Asked what he won, Chamberlain responded, "Pride."
Actually, he won a little more than that.
"Chamberlain wins the pot," Ausmus said. "Everybody chipped in some money."
Ausmus wants left-handers with right stuff
LAKELAND, Fla. -- Tigers manager Brad Ausmus has already stated his potential desire for two left-handed relievers in his bullpen, something the Tigers didn't always have in past years. That does not, however, mean he wants two lefty specialists.
If Ausmus is going to carry two lefties, he would like to count on one of them to be able to retire right-handed hitters in more than a one- or two-batter role.
"You'd like to have a lefty who can get both out," Ausmus said, "and then also have that lefty ideally that can get a big left-handed hitter in the eighth inning with the game on the line to get you out of that inning."
That thought process, Ausmus said, could also be flipped, providing use for a right-handed reliever who can retire left-handed hitters. Al Alburquerque and Joaquin Benoit fit that profile last year.
Tigers sign six to one-year contracts
LAKELAND, Fla. -- The Tigers began the process of signing their pre-arbitration eligible players Monday by announcing one-year contracts with left-hander Casey Crosby, right-hander Jose Valdez, catcher Ramon Cabrera, first baseman Jordan Lennerton, shortstop Eugenio Suarez and outfielder Daniel Fields.
None of the six are considered favorites to make the Opening Day roster, but just about all of them have the potential to reach the Majors at some point during the season depending on injuries or other circumstances.
The deals mean the Tigers have 25 players on their 40-man roster under contract. The remaining 15 are all pre-arbitration, meaning the Tigers can unilaterally renew their contracts at a set rate if the two sides can't reach an agreement on a salary in the next few weeks.
Tigers to hold Spring Training tryout camp March 3
LAKELAND, Fla. -- The Tigers will hold their annual Spring Training tryout camp on Monday, March 3 at their Tigertown minor league complex behind Joker Marchant Stadium.
The setup is the same as previous years. The tryout is open for players aged 18-23 or older players with previous professional experience.
No pre-registration or participation fee is necessary. Players most provide their own glove and workout equipment, while the Tigers will provide baseballs, helmets and wood bats.
Registration for the camp begins at 8 a.m. ET. The workout will begin at 9 a.m.

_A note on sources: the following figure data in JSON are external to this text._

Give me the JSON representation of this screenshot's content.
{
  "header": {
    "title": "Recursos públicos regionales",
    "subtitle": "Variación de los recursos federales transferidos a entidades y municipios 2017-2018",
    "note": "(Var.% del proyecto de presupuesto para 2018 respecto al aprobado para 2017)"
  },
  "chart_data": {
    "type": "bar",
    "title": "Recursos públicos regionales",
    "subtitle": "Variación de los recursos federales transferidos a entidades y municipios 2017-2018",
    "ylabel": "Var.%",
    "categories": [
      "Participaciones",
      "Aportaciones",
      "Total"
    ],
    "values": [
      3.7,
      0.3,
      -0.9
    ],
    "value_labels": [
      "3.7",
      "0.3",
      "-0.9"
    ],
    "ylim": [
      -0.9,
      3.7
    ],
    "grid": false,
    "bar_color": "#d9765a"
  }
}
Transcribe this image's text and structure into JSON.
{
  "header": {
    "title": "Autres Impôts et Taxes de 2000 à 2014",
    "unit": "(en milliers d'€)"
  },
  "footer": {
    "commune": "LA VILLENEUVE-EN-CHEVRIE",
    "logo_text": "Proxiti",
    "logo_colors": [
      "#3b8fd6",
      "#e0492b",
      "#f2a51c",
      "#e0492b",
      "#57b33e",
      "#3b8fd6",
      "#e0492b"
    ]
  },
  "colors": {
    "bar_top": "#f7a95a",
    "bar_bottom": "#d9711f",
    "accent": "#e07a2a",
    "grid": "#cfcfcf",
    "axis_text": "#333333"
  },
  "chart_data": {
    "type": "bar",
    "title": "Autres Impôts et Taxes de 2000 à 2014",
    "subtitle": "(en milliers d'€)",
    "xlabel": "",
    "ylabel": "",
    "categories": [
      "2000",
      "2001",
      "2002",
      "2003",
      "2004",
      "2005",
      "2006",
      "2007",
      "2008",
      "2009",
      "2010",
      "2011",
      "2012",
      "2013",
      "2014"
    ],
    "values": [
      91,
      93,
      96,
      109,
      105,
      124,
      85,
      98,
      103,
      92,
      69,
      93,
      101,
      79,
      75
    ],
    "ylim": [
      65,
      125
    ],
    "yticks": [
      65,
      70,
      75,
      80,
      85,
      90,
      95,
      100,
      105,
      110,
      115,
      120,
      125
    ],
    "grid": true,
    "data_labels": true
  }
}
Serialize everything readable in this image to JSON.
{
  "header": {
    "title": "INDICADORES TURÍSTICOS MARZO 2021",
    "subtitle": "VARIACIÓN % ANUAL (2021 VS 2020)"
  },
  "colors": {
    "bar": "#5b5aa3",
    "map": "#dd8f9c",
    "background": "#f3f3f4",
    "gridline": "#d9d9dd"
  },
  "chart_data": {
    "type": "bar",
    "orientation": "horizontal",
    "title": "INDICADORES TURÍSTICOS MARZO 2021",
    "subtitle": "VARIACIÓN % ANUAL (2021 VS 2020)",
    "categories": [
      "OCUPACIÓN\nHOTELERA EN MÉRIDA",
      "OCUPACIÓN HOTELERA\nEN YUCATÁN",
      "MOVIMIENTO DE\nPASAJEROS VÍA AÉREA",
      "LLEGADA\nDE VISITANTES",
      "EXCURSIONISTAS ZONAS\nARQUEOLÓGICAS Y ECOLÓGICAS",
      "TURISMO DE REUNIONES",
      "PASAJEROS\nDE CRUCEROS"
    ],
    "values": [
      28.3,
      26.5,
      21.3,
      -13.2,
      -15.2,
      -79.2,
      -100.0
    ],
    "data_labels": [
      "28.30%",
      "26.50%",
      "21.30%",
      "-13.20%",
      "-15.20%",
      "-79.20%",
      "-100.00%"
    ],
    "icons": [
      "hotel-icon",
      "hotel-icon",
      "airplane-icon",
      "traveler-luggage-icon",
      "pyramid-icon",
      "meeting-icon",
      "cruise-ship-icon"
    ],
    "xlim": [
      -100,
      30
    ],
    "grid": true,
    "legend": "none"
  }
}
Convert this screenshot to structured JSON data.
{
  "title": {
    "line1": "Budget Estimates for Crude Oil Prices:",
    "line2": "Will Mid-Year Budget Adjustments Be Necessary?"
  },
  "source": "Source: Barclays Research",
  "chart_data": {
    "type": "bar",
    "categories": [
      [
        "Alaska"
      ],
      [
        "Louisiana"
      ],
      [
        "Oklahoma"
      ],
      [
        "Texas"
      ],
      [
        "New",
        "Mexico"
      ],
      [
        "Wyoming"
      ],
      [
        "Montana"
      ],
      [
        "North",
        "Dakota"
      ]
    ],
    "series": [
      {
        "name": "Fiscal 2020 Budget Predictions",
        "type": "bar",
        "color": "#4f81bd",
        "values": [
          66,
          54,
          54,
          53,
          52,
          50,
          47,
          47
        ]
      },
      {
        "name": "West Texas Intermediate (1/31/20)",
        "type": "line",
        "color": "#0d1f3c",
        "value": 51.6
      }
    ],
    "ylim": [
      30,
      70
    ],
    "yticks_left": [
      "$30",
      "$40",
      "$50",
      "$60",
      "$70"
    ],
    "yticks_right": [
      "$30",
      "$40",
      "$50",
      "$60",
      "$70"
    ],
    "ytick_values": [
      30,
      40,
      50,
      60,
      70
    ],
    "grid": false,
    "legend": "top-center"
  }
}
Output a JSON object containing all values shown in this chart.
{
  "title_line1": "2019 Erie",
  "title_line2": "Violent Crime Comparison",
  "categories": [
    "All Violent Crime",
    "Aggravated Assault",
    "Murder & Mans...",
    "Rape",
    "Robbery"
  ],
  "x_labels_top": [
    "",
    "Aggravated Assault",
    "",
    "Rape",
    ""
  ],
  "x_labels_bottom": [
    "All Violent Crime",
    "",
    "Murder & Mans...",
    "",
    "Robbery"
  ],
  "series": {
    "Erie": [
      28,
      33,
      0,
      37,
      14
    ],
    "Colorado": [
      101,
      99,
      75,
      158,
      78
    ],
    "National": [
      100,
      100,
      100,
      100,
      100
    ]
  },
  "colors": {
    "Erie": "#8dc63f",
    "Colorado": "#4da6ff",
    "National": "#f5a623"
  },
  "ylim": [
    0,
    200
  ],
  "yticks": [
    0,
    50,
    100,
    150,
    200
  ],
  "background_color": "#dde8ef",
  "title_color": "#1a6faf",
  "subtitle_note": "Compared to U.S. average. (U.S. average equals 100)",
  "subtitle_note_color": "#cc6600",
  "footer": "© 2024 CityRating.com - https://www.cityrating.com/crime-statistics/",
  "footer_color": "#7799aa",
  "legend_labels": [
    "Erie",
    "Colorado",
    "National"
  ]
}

• Though Tigers pitchers are scheduled to begin facing hitters in live batting practice on Tuesday, Justin Verlander is expected to throw a regular bullpen session without hitters in place. The Tigers are bringing him along carefully as he works his way back from core muscle surgery.
• Ausmus will speak to the full Tigers squad for the first time on Tuesday morning. "I just have to be myself. I know what points I want to make," Ausmus said.
• Ausmus said he does not have any intrasquad scrimmage games planned before the Tigers begin their Spring Training schedule next Tuesday against Florida Southern College.